Marga: Cada vez mais se buscam perfis híbridos. Profissionais capazes de compreender o negócio, trabalhar com diferentes áreas e facilitar conversas complexas.
Já não basta saber comunicar bem. É preciso ter senso crítico, capacidade de priorização e sensibilidade para entender como as equipes vivenciam os processos de mudança.
10. Olhar para o futuro
Progic: Quais tendências marcarão a agenda da Comunicação Interna na Espanha e na Europa nos próximos anos?
Marga: Menos discurso corporativo e mais autenticidade.
Mais foco no papel do gestor como comunicador-chave.
Maior integração entre comunicação, liderança e experiência do colaborador.
E dois grandes desafios: resolver a comunicação com públicos deskless e utilizar a tecnologia — incluindo a inteligência artificial — com critério, sem gerar mais ruído ou distanciamento.
11. Mensagem final
Progic: Que mensagem você gostaria de deixar aos profissionais brasileiros interessados em conhecer e aprender com a Comunicação Interna?
Marga: A Comunicação Interna gera impacto quando deixa de ser entendida como uma função que comunica e passa a ser assumida como uma responsabilidade compartilhada.
Compartilhada entre Comunicação, Recursos Humanos e gestores.
Compartilhada nos momentos fáceis e, principalmente, nos difíceis.
Quando as organizações entendem que explicar e materializar a mudança não é tarefa de uma única área, mas um exercício de corresponsabilidade, as equipes deixam de ser espectadoras e passam a fazer parte do projeto da empresa.

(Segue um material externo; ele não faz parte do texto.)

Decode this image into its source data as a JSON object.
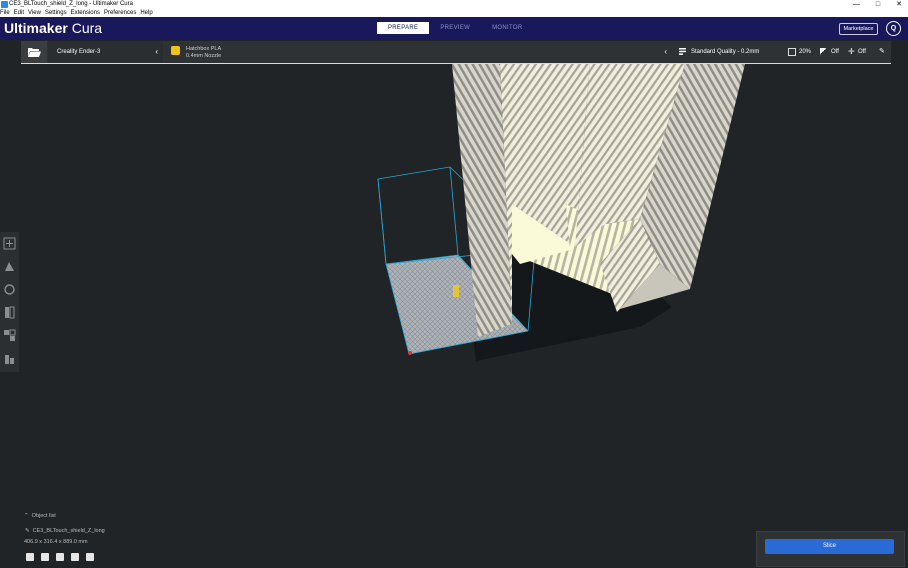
{
  "window": {
    "title": "CE3_BLTouch_shield_Z_long - Ultimaker Cura",
    "minimize": "—",
    "maximize": "□",
    "close": "✕"
  },
  "menu": [
    "File",
    "Edit",
    "View",
    "Settings",
    "Extensions",
    "Preferences",
    "Help"
  ],
  "header": {
    "logo_bold": "Ultimaker",
    "logo_light": " Cura",
    "tabs": [
      "PREPARE",
      "PREVIEW",
      "MONITOR"
    ],
    "active_tab": "PREPARE",
    "marketplace": "Marketplace",
    "account_initial": "Q"
  },
  "settings": {
    "printer": "Creality Ender-3",
    "material_name": "Hatchbox PLA",
    "nozzle": "0.4mm Nozzle",
    "profile": "Standard Quality - 0.2mm",
    "infill": "20%",
    "support": "Off",
    "adhesion": "Off"
  },
  "object_list": {
    "toggle_label": "Object list",
    "object_name": "CE3_BLTouch_shield_Z_long",
    "dimensions": "406.9 x 316.4 x 889.0 mm"
  },
  "slice": {
    "label": "Slice"
  },
  "colors": {
    "header_bg": "#18185a",
    "viewport_bg": "#202426",
    "slice_button": "#2a6ad6",
    "material_color": "#f0c415"
  },
  "icons": {
    "open": "folder-open-icon",
    "material": "material-spool-icon",
    "profile": "quality-profile-icon",
    "infill": "infill-icon",
    "support": "support-icon",
    "adhesion": "adhesion-icon",
    "edit": "pencil-icon"
  }
}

É nesse ponto que a Comunicação Interna deixa de acompanhar… e começa a transformar.
Sobre Marga Tejedor
Marga Tejedor é consultora em Comunicação Interna, comunicação para a transformação e marca pessoal. Atua junto a organizações em processos de mudança, apoiando o alinhamento entre estratégia, liderança e equipes por meio de uma comunicação clara, coerente e corajosa, com especial foco no papel dos gestores como corresponsáveis pela transformação.

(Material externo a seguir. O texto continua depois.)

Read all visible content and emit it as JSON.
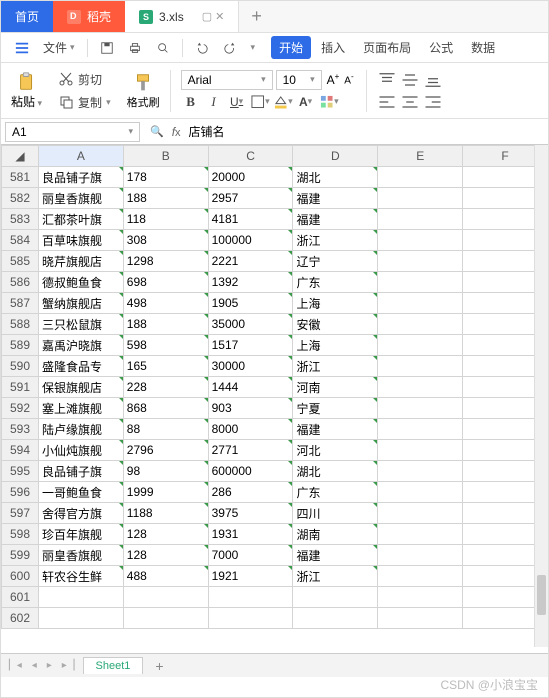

Ao longo de sua trajetória, trabalhou como Diretora de Marketing e Comunicação (DIRCOM) em diferentes empresas e atualmente colabora como consultora em projetos de comunicação interna, liderança comunicativa e gestão da mudança em organizações de diversos setores.

*Esta entrevista integra a série de conteúdos do Endomarketing.TV, que tem como objetivo fomentar o debate e ampliar o conhecimento sobre Comunicação Interna e Endomarketing. As opiniões e análises apresentadas são de responsabilidade exclusiva da entrevistada e não refletem, necessariamente, o posicionamento institucional da Progic.